Of course, management will also seek to reduce or eliminate altogether any practices that are unproductive, dangerous, or inefficient.
What is a CSF Validated Assessment?
After completing the self-assessment, reporting its findings, and implementing remediation measures, your company will undergo the CSF Validated Assessment. Conducted by an approved CSF assessor, it mirrors the procedure you already went through on your own and is scored using a complex maturity approach to control implementation.
If your controls meet or exceed the current CSF requirements, you will receive a report indicating that you have attained HITRUST CSF validation.
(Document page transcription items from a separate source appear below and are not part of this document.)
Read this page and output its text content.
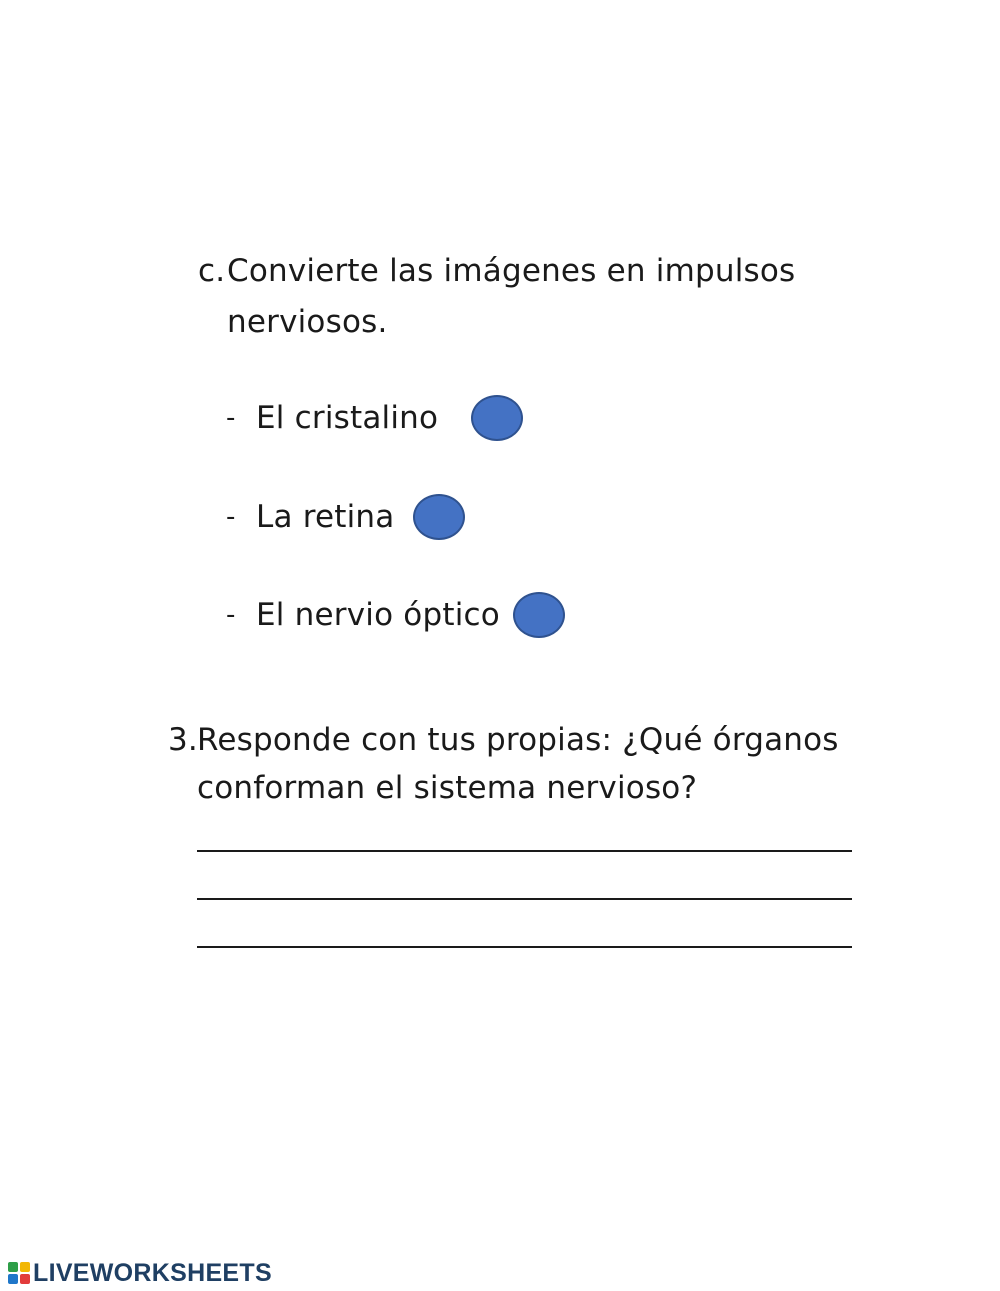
c. Convierte las imágenes en impulsos
nerviosos.
- El cristalino
- La retina
- El nervio óptico
3. Responde con tus propias: ¿Qué órganos
conforman el sistema nervioso?
LIVEWORKSHEETS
Depending on your organizational scope, this process may take anywhere from six to eight weeks, perhaps even longer.
What is CSF Certification?
Once validation is complete and your information is submitted to HITRUST, you enter into the lengthiest part of the assessment. For the next few months or even one to two years, HITRUST will scrutinize every aspect of your report to ensure that you comply with each and every regulation and have provided all necessary forms of documentation.
In due course of time, you will receive word from the HITRUST Alliance as to whether you have been granted that most sought-after of honors: HITRUST CSF Certification.
As you well know, the security landscape is constantly changing. Therefore, even the most rigorous certification must be updated on a regular basis. In the case of the HITRUST CSF, you are required to conduct an annual audit to demonstrate that your practices and controls are in sync with the latest changes in IT security.
This process is much less time-consuming than the initial audit, which can take anywhere from one to three years to complete. By contrast, your yearly assessment should be accomplished in one or two months.
Safeguarding patient and customer data is one of the most important responsibilities with which any company can be charged. Fortunately, the HITRUST CSF is there to guide you through every step of this complex process. Expensive and time-consuming as it undeniably is, this tool enables both you and the people and entities you serve to have the peace of mind that can only come when you know that the information you hold is safe.